2. Hard role separation

We enforced single-role identity (Teacher or Student). It made permissioning safer, but raised the bar for membership and access flows.

3. Multi-layer state sync

Assignments, submissions, and AI feedback had to stay coherent across Supabase, Flask APIs, and Expo client state in near real time.

4. Automation vs pedagogy

Choosing when AI should intervene (auto_idle) versus when students should drive (manual_only) was a product and learning-design challenge, not just an engineering one.

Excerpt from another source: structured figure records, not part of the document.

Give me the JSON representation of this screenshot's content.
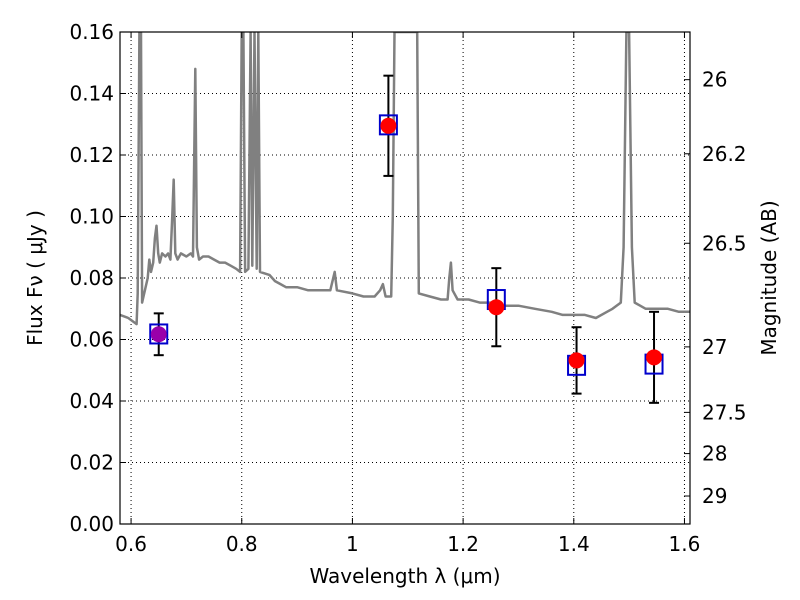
{
  "chart_data": {
    "type": "scatter",
    "xlabel": "Wavelength  λ (μm)",
    "ylabel": "Flux  Fν  ( μJy )",
    "y2label": "Magnitude (AB)",
    "xlim": [
      0.58,
      1.61
    ],
    "ylim": [
      0.0,
      0.16
    ],
    "grid": true,
    "x_ticks": [
      0.6,
      0.8,
      1.0,
      1.2,
      1.4,
      1.6
    ],
    "x_tick_labels": [
      "0.6",
      "0.8",
      "1",
      "1.2",
      "1.4",
      "1.6"
    ],
    "y_ticks": [
      0.0,
      0.02,
      0.04,
      0.06,
      0.08,
      0.1,
      0.12,
      0.14,
      0.16
    ],
    "y_tick_labels": [
      "0.00",
      "0.02",
      "0.04",
      "0.06",
      "0.08",
      "0.10",
      "0.12",
      "0.14",
      "0.16"
    ],
    "y2_ticks": [
      {
        "label": "26",
        "flux": 0.1445
      },
      {
        "label": "26.2",
        "flux": 0.1204
      },
      {
        "label": "26.5",
        "flux": 0.0913
      },
      {
        "label": "27",
        "flux": 0.0576
      },
      {
        "label": "27.5",
        "flux": 0.0363
      },
      {
        "label": "28",
        "flux": 0.0229
      },
      {
        "label": "29",
        "flux": 0.0091
      }
    ],
    "series": [
      {
        "role": "model-spectrum",
        "type": "line",
        "color": "#808080",
        "points": [
          [
            0.58,
            0.068
          ],
          [
            0.595,
            0.067
          ],
          [
            0.61,
            0.065
          ],
          [
            0.612,
            0.075
          ],
          [
            0.615,
            0.16
          ],
          [
            0.618,
            0.16
          ],
          [
            0.62,
            0.072
          ],
          [
            0.63,
            0.08
          ],
          [
            0.633,
            0.086
          ],
          [
            0.636,
            0.082
          ],
          [
            0.64,
            0.085
          ],
          [
            0.643,
            0.093
          ],
          [
            0.646,
            0.097
          ],
          [
            0.649,
            0.088
          ],
          [
            0.652,
            0.085
          ],
          [
            0.656,
            0.088
          ],
          [
            0.662,
            0.087
          ],
          [
            0.667,
            0.088
          ],
          [
            0.671,
            0.086
          ],
          [
            0.674,
            0.098
          ],
          [
            0.677,
            0.112
          ],
          [
            0.68,
            0.088
          ],
          [
            0.684,
            0.086
          ],
          [
            0.69,
            0.088
          ],
          [
            0.7,
            0.087
          ],
          [
            0.708,
            0.088
          ],
          [
            0.712,
            0.087
          ],
          [
            0.716,
            0.148
          ],
          [
            0.719,
            0.09
          ],
          [
            0.723,
            0.086
          ],
          [
            0.73,
            0.087
          ],
          [
            0.74,
            0.087
          ],
          [
            0.75,
            0.086
          ],
          [
            0.76,
            0.085
          ],
          [
            0.77,
            0.085
          ],
          [
            0.78,
            0.084
          ],
          [
            0.79,
            0.083
          ],
          [
            0.797,
            0.082
          ],
          [
            0.8,
            0.16
          ],
          [
            0.803,
            0.16
          ],
          [
            0.806,
            0.082
          ],
          [
            0.812,
            0.083
          ],
          [
            0.816,
            0.16
          ],
          [
            0.819,
            0.084
          ],
          [
            0.823,
            0.16
          ],
          [
            0.827,
            0.083
          ],
          [
            0.83,
            0.16
          ],
          [
            0.833,
            0.082
          ],
          [
            0.85,
            0.081
          ],
          [
            0.86,
            0.079
          ],
          [
            0.87,
            0.078
          ],
          [
            0.88,
            0.077
          ],
          [
            0.9,
            0.077
          ],
          [
            0.92,
            0.076
          ],
          [
            0.94,
            0.076
          ],
          [
            0.96,
            0.076
          ],
          [
            0.968,
            0.082
          ],
          [
            0.972,
            0.076
          ],
          [
            1.0,
            0.075
          ],
          [
            1.02,
            0.074
          ],
          [
            1.04,
            0.074
          ],
          [
            1.05,
            0.076
          ],
          [
            1.055,
            0.078
          ],
          [
            1.06,
            0.074
          ],
          [
            1.07,
            0.074
          ],
          [
            1.073,
            0.1
          ],
          [
            1.076,
            0.16
          ],
          [
            1.09,
            0.16
          ],
          [
            1.094,
            0.16
          ],
          [
            1.1,
            0.16
          ],
          [
            1.112,
            0.16
          ],
          [
            1.117,
            0.16
          ],
          [
            1.12,
            0.075
          ],
          [
            1.14,
            0.074
          ],
          [
            1.16,
            0.073
          ],
          [
            1.172,
            0.073
          ],
          [
            1.175,
            0.08
          ],
          [
            1.178,
            0.085
          ],
          [
            1.181,
            0.076
          ],
          [
            1.19,
            0.073
          ],
          [
            1.21,
            0.073
          ],
          [
            1.23,
            0.072
          ],
          [
            1.25,
            0.072
          ],
          [
            1.27,
            0.071
          ],
          [
            1.3,
            0.071
          ],
          [
            1.33,
            0.07
          ],
          [
            1.36,
            0.069
          ],
          [
            1.38,
            0.068
          ],
          [
            1.4,
            0.068
          ],
          [
            1.42,
            0.068
          ],
          [
            1.44,
            0.067
          ],
          [
            1.46,
            0.069
          ],
          [
            1.47,
            0.07
          ],
          [
            1.485,
            0.072
          ],
          [
            1.49,
            0.09
          ],
          [
            1.495,
            0.16
          ],
          [
            1.5,
            0.16
          ],
          [
            1.505,
            0.09
          ],
          [
            1.51,
            0.072
          ],
          [
            1.52,
            0.071
          ],
          [
            1.53,
            0.07
          ],
          [
            1.55,
            0.07
          ],
          [
            1.57,
            0.07
          ],
          [
            1.59,
            0.069
          ],
          [
            1.61,
            0.069
          ]
        ]
      },
      {
        "role": "observed-photometry",
        "type": "scatter",
        "marker": "filled-circle",
        "color": "#ff0000",
        "x": [
          1.065,
          1.26,
          1.405,
          1.545
        ],
        "y": [
          0.1295,
          0.0705,
          0.0532,
          0.0542
        ],
        "yerr": [
          0.0163,
          0.0127,
          0.0108,
          0.0148
        ]
      },
      {
        "role": "observed-photometry-blue-band",
        "type": "scatter",
        "marker": "filled-circle",
        "color": "#9900aa",
        "x": [
          0.65
        ],
        "y": [
          0.0617
        ],
        "yerr": [
          0.0068
        ]
      },
      {
        "role": "model-band-flux",
        "type": "scatter",
        "marker": "open-square",
        "color": "#0000cc",
        "x": [
          0.65,
          1.065,
          1.26,
          1.405,
          1.545
        ],
        "y": [
          0.0618,
          0.1298,
          0.073,
          0.0516,
          0.052
        ]
      }
    ]
  }
}
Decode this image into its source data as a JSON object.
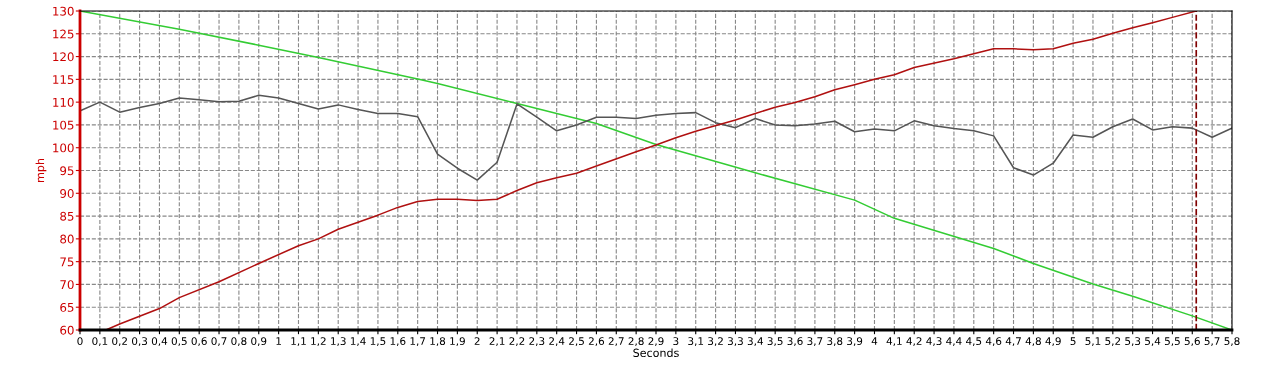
{
  "chart_data": {
    "type": "line",
    "xlabel": "Seconds",
    "ylabel": "mph",
    "series": [
      {
        "color": "#33cc33",
        "x": [
          0,
          0.5,
          0.9,
          1.2,
          1.7,
          1.8,
          2.2,
          2.6,
          2.9,
          3.4,
          3.9,
          4.1,
          4.6,
          4.8,
          5.1,
          5.3,
          5.6,
          5.8
        ],
        "values": [
          130,
          126,
          122.5,
          119.8,
          115.1,
          114.1,
          109.7,
          105.3,
          100.7,
          94.5,
          88.5,
          84.5,
          77.9,
          74.6,
          70.1,
          67.4,
          63.1,
          60
        ]
      },
      {
        "color": "#555555",
        "x": [
          0,
          0.1,
          0.2,
          0.3,
          0.4,
          0.5,
          0.6,
          0.7,
          0.8,
          0.9,
          1,
          1.1,
          1.2,
          1.3,
          1.4,
          1.5,
          1.6,
          1.7,
          1.8,
          1.9,
          2,
          2.1,
          2.2,
          2.3,
          2.4,
          2.5,
          2.6,
          2.7,
          2.8,
          2.9,
          3,
          3.1,
          3.2,
          3.3,
          3.4,
          3.5,
          3.6,
          3.7,
          3.8,
          3.9,
          4,
          4.1,
          4.2,
          4.3,
          4.4,
          4.5,
          4.6,
          4.7,
          4.8,
          4.9,
          5,
          5.1,
          5.2,
          5.3,
          5.4,
          5.5,
          5.6,
          5.7,
          5.8
        ],
        "values": [
          108.1,
          110,
          107.8,
          108.8,
          109.7,
          110.9,
          110.5,
          110.1,
          110.2,
          111.5,
          110.9,
          109.7,
          108.5,
          109.4,
          108.4,
          107.5,
          107.5,
          106.8,
          98.6,
          95.5,
          92.9,
          96.8,
          109.6,
          106.7,
          103.7,
          105,
          106.7,
          106.7,
          106.4,
          107.1,
          107.5,
          107.7,
          105.5,
          104.4,
          106.4,
          105,
          104.8,
          105.2,
          105.8,
          103.5,
          104.1,
          103.7,
          105.9,
          104.8,
          104.2,
          103.7,
          102.6,
          95.6,
          94,
          96.6,
          102.8,
          102.3,
          104.6,
          106.3,
          103.9,
          104.6,
          104.3,
          102.3,
          104.3
        ]
      },
      {
        "color": "#b01010",
        "x": [
          0.13,
          0.2,
          0.4,
          0.5,
          0.7,
          0.9,
          1.1,
          1.2,
          1.3,
          1.5,
          1.6,
          1.7,
          1.8,
          1.9,
          2,
          2.1,
          2.2,
          2.3,
          2.4,
          2.5,
          2.6,
          2.8,
          2.9,
          3,
          3.1,
          3.3,
          3.4,
          3.5,
          3.6,
          3.7,
          3.8,
          3.9,
          4,
          4.1,
          4.2,
          4.4,
          4.6,
          4.7,
          4.8,
          4.9,
          5,
          5.1,
          5.2,
          5.3,
          5.4,
          5.5,
          5.62
        ],
        "values": [
          60,
          61.3,
          64.7,
          67.1,
          70.6,
          74.6,
          78.5,
          80,
          82.1,
          85.2,
          86.9,
          88.2,
          88.7,
          88.7,
          88.4,
          88.7,
          90.6,
          92.3,
          93.4,
          94.4,
          96,
          99.1,
          100.6,
          102.2,
          103.6,
          106.1,
          107.5,
          108.9,
          109.9,
          111.2,
          112.7,
          113.8,
          115,
          116,
          117.6,
          119.5,
          121.7,
          121.7,
          121.5,
          121.7,
          122.9,
          123.8,
          125.1,
          126.3,
          127.4,
          128.6,
          130
        ]
      }
    ],
    "ref_lines": [
      {
        "axis": "x",
        "value": 5.62,
        "color": "#800000",
        "line_style": "dashed"
      }
    ],
    "xlim": [
      0,
      5.8
    ],
    "ylim": [
      60,
      130
    ],
    "xticks": [
      0,
      {
        "value": 0.1,
        "label": "0,1"
      },
      {
        "value": 0.2,
        "label": "0,2"
      },
      {
        "value": 0.3,
        "label": "0,3"
      },
      {
        "value": 0.4,
        "label": "0,4"
      },
      {
        "value": 0.5,
        "label": "0,5"
      },
      {
        "value": 0.6,
        "label": "0,6"
      },
      {
        "value": 0.7,
        "label": "0,7"
      },
      {
        "value": 0.8,
        "label": "0,8"
      },
      {
        "value": 0.9,
        "label": "0,9"
      },
      1,
      {
        "value": 1.1,
        "label": "1,1"
      },
      {
        "value": 1.2,
        "label": "1,2"
      },
      {
        "value": 1.3,
        "label": "1,3"
      },
      {
        "value": 1.4,
        "label": "1,4"
      },
      {
        "value": 1.5,
        "label": "1,5"
      },
      {
        "value": 1.6,
        "label": "1,6"
      },
      {
        "value": 1.7,
        "label": "1,7"
      },
      {
        "value": 1.8,
        "label": "1,8"
      },
      {
        "value": 1.9,
        "label": "1,9"
      },
      2,
      {
        "value": 2.1,
        "label": "2,1"
      },
      {
        "value": 2.2,
        "label": "2,2"
      },
      {
        "value": 2.3,
        "label": "2,3"
      },
      {
        "value": 2.4,
        "label": "2,4"
      },
      {
        "value": 2.5,
        "label": "2,5"
      },
      {
        "value": 2.6,
        "label": "2,6"
      },
      {
        "value": 2.7,
        "label": "2,7"
      },
      {
        "value": 2.8,
        "label": "2,8"
      },
      {
        "value": 2.9,
        "label": "2,9"
      },
      3,
      {
        "value": 3.1,
        "label": "3,1"
      },
      {
        "value": 3.2,
        "label": "3,2"
      },
      {
        "value": 3.3,
        "label": "3,3"
      },
      {
        "value": 3.4,
        "label": "3,4"
      },
      {
        "value": 3.5,
        "label": "3,5"
      },
      {
        "value": 3.6,
        "label": "3,6"
      },
      {
        "value": 3.7,
        "label": "3,7"
      },
      {
        "value": 3.8,
        "label": "3,8"
      },
      {
        "value": 3.9,
        "label": "3,9"
      },
      4,
      {
        "value": 4.1,
        "label": "4,1"
      },
      {
        "value": 4.2,
        "label": "4,2"
      },
      {
        "value": 4.3,
        "label": "4,3"
      },
      {
        "value": 4.4,
        "label": "4,4"
      },
      {
        "value": 4.5,
        "label": "4,5"
      },
      {
        "value": 4.6,
        "label": "4,6"
      },
      {
        "value": 4.7,
        "label": "4,7"
      },
      {
        "value": 4.8,
        "label": "4,8"
      },
      {
        "value": 4.9,
        "label": "4,9"
      },
      5,
      {
        "value": 5.1,
        "label": "5,1"
      },
      {
        "value": 5.2,
        "label": "5,2"
      },
      {
        "value": 5.3,
        "label": "5,3"
      },
      {
        "value": 5.4,
        "label": "5,4"
      },
      {
        "value": 5.5,
        "label": "5,5"
      },
      {
        "value": 5.6,
        "label": "5,6"
      },
      {
        "value": 5.7,
        "label": "5,7"
      },
      {
        "value": 5.8,
        "label": "5,8"
      }
    ],
    "yticks": [
      60,
      65,
      70,
      75,
      80,
      85,
      90,
      95,
      100,
      105,
      110,
      115,
      120,
      125,
      130
    ],
    "grid": true,
    "marker": "none",
    "line_style": "solid"
  }
}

Accomplishments We’re Proud Of

  • AI-assisted handwritten note completion inside the student canvas, so students can keep working without losing momentum
  • AI mistake localization with red-dot markers and suggestion captions that pinpoint exactly where an error occurs for instant correction and review Symmetric architecture that scales without chaos
  • Teacher-governed, config-driven student runtime
  • Fully gated endpoints with role-based access control
  • AI mistake analysis embedded directly in the workflow
  • Repeatable end-to-end classroom demo path
  • Supabase migrations that cleanly separate teacher/student concerns

Most importantly: Veridian behaves like infrastructure, not a prototype.


What We Learned

  • AI in classrooms must be policy-driven, not always-on.
  • Mistake analysis is strongest inside the workflow, not after the fact.
  • Architectural symmetry lowers team cognitive load and speeds iteration.
  • Strong backend contracts prevent frontend state blowups.
  • In education, teacher trust is the adoption curve.

What’s Next For Veridian

  • Longitudinal mistake trajectories across assignments
  • Teacher-side misconception heatmaps
  • Adaptive assignment branching based on error patterns
  • Fine-grained error distribution analytics
  • Agentic reasoning over a student’s full historical mistake profile
  • Institutional deployment model for district and campus rollout

Our long-term vision:

Veridian becomes the mistake intelligence layer for modern classrooms.